Malaysia Airlines CEO Mueller says carrier is 'technically bankrupt'

  • Reuters, Kuala Lumpur
  • Updated: Jun 01, 2015 14:47 IST

The newly appointed chief executive of loss-making Malaysia Airlines said on Monday the carrier is 'technically bankrupt', underlining the case for a restructuring to cut a third of jobs, scrap some international routes and review its long-haul fleet.

"We are technically bankrupt...the decline of performance started long before the tragic events of 2014," Christoph Mueller said, speaking at a news conference. Already squeezed into years of losses by stiff regional competition, the carrier was seriously affected last year by two separate jet disasters.

Mueller was making his first public appearance as CEO since being hired last month by the carrier's owner, Malaysian state fund Khazanah, to lead the restructuring. Khazanah, previously the majority owner, took the airline private last year as part of a 6 billion Malaysian ringgit ($1.63 billion) plan aimed at returning it to profit within three years.

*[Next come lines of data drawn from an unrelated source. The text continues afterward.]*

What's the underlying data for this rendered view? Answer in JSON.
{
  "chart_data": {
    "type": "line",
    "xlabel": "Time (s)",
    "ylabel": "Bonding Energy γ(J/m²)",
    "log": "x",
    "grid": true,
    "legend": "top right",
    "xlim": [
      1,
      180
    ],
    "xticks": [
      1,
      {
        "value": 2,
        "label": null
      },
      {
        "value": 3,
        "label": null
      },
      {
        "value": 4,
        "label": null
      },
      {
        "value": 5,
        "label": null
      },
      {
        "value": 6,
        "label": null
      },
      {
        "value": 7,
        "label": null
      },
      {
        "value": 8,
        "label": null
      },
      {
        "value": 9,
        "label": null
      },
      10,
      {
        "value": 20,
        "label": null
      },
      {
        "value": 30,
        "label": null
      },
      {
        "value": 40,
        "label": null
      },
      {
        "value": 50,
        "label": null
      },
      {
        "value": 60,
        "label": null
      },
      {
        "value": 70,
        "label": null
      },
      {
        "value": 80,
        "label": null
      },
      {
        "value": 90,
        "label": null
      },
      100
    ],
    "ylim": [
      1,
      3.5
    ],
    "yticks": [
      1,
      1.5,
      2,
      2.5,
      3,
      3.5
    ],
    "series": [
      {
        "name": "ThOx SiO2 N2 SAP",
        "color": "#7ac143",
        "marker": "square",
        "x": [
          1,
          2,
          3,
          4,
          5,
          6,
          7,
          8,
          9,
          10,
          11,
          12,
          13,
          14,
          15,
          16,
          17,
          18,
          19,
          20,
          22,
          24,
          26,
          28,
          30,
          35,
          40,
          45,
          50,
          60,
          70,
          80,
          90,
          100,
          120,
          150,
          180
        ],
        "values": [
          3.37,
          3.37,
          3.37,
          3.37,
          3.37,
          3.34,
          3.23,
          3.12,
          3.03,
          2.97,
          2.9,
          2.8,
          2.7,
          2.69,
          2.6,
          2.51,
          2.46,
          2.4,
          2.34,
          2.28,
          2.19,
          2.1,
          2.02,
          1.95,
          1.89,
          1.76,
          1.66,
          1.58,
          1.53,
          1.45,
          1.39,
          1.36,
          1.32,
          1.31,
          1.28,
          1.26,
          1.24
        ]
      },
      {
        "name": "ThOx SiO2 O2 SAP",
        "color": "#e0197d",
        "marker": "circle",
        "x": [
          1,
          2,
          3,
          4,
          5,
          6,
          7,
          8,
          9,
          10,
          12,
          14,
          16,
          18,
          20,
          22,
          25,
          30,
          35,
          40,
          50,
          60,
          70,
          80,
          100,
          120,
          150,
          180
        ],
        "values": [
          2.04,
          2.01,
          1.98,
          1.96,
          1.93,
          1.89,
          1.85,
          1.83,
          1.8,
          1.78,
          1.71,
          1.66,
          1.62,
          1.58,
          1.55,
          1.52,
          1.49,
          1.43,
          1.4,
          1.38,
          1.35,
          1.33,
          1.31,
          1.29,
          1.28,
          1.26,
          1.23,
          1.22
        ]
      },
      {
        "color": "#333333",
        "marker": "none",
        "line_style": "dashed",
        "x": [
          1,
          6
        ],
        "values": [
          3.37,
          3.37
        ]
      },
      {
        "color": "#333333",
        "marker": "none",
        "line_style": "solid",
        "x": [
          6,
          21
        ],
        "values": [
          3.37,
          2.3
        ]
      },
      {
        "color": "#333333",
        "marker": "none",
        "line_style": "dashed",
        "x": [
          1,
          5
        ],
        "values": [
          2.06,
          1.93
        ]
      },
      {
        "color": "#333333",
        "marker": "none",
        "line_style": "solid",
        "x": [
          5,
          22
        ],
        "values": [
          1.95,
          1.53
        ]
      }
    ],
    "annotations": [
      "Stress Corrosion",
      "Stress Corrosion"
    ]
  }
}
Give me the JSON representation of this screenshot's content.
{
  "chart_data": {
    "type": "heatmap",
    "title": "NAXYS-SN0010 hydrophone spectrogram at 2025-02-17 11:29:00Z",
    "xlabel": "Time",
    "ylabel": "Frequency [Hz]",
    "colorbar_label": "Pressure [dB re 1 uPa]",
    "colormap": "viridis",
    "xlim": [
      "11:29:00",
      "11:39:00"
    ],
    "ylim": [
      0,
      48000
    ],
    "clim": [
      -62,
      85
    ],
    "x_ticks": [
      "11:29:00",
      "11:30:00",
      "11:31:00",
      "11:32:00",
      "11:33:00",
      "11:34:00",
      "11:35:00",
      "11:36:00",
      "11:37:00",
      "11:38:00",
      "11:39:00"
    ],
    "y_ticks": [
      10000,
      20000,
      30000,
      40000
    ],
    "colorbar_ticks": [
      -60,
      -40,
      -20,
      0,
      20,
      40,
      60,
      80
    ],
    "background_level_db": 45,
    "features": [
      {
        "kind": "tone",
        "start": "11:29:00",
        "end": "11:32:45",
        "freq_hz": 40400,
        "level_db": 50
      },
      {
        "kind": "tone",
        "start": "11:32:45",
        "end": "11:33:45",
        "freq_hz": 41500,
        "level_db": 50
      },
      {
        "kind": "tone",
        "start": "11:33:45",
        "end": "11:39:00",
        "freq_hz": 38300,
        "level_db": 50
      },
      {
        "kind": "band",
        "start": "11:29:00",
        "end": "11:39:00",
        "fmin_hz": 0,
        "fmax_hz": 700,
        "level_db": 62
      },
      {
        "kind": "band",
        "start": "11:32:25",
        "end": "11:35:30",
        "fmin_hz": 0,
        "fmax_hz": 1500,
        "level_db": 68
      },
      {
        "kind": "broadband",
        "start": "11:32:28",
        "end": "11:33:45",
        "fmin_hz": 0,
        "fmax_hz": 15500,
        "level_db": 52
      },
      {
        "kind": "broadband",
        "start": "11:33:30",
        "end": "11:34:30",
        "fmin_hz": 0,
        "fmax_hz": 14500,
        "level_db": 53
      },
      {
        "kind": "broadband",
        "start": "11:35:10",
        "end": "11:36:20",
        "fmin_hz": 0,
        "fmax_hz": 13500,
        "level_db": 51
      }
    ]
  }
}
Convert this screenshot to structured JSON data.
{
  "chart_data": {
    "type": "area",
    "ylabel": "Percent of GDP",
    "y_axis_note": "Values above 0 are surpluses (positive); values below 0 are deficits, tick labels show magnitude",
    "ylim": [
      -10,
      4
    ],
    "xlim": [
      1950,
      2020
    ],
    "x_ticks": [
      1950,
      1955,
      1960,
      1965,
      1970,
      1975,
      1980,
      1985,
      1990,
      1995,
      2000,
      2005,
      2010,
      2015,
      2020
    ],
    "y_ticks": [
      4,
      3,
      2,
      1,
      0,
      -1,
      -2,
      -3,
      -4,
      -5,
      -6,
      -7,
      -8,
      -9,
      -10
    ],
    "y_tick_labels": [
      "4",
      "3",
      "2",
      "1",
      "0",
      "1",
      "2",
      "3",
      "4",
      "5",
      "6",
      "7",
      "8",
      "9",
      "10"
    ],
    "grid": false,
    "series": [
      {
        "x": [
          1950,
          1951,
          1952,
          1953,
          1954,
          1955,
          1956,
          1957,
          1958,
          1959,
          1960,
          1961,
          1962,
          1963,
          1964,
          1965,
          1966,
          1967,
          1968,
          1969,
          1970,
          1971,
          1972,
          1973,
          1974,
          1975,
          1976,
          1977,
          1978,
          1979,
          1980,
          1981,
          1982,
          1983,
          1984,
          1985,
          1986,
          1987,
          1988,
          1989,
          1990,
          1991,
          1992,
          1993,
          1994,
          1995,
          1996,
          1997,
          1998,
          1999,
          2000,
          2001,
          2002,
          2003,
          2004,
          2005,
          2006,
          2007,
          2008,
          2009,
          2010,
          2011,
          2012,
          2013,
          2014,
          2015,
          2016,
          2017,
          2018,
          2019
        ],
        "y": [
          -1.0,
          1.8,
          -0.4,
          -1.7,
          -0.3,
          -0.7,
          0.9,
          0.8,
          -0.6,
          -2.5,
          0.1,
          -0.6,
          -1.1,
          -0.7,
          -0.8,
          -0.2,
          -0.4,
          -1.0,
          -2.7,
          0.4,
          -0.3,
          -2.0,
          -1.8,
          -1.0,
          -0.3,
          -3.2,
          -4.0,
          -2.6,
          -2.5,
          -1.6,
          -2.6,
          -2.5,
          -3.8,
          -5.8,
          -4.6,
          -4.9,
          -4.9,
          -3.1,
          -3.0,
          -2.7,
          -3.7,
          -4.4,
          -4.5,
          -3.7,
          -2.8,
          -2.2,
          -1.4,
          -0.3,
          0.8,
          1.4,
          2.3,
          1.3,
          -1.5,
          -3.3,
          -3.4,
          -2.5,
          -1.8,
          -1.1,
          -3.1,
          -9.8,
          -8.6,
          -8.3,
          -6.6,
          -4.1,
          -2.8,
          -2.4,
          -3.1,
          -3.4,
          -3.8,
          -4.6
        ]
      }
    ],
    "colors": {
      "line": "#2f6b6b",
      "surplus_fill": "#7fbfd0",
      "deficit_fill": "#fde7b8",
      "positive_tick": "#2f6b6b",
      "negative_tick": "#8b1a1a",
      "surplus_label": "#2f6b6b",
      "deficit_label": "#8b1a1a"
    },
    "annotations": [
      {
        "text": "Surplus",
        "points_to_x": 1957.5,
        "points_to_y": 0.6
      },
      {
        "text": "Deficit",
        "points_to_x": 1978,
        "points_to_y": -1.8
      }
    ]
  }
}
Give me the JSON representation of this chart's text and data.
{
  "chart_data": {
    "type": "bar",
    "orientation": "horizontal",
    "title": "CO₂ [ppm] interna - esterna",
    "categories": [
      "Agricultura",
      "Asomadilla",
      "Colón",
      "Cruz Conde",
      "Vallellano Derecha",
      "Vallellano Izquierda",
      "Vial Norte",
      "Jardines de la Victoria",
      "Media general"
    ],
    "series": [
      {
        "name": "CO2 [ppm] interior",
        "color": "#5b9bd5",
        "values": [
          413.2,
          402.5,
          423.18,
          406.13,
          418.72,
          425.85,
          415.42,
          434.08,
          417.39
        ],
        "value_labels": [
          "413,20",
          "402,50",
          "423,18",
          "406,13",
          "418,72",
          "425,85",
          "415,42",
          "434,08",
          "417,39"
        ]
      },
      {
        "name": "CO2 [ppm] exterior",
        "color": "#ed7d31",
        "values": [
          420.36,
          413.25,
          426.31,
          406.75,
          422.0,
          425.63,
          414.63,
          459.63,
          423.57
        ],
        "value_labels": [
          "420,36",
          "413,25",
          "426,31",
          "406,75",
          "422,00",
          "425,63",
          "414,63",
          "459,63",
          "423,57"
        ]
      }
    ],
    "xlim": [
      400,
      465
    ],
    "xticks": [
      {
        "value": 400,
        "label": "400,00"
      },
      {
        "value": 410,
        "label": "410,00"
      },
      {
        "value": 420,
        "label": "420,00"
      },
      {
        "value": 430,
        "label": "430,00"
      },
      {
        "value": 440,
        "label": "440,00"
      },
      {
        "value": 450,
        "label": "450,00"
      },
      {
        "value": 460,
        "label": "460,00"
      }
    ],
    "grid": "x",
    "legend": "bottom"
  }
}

The carrier on Monday said its new legal entity is Malaysia Airlines Bhd (MAB), replacing the previous Malaysian Airline System Bhd (MAS), with Mueller promising to unveil a full corporate rebranding in future. The carrier also confirmed previously disclosed plans to cut 6,000 jobs, shrinking its workforce to 14,000, are now being implemented.

"We will remain a full service international carrier connecting continents," Mueller said, adding that while some international routes will go there were no plans to turn it into a regional carrier. He also said there would be no cutbacks in domestic network.

Capacity measures would include "reducing aircraft size on certain routes, reducing frequency on certain routes, and certain cases abandoning the route altogether," he said.

As part of the restructuring, the airline will review the fleet of 13 Boeing Co 777-200ER jets it uses on some long-haul routes, while planning to find buyers for two of six Airbus Group A380 aircraft it currently operates on flights to destinations like London. It plans to keep the remainder of its fleet intact.

Before joining the Malaysian carrier, the 52-year-old German national successfully restructured Ireland's state-backed Aer Lingus and spearheaded a revamp at Lufthansa. The executive told Reuters in an interview last week that he was aiming for a much smaller network and fleet, as well as a sharper focus on cost-cutting.

In its last earnings announcement as a public company, the airline recorded its worst quarterly loss since late 2011 as passenger numbers and yields dropped further after the loss of the two jets.

Flight MH370, carrying 239 passengers and crew, disappeared in March last year, in what has become one of the greatest mysteries in aviation history. Last July, Flight MH17 was shot down over rebel-held territory in eastern Ukraine, and all 298 aboard were killed.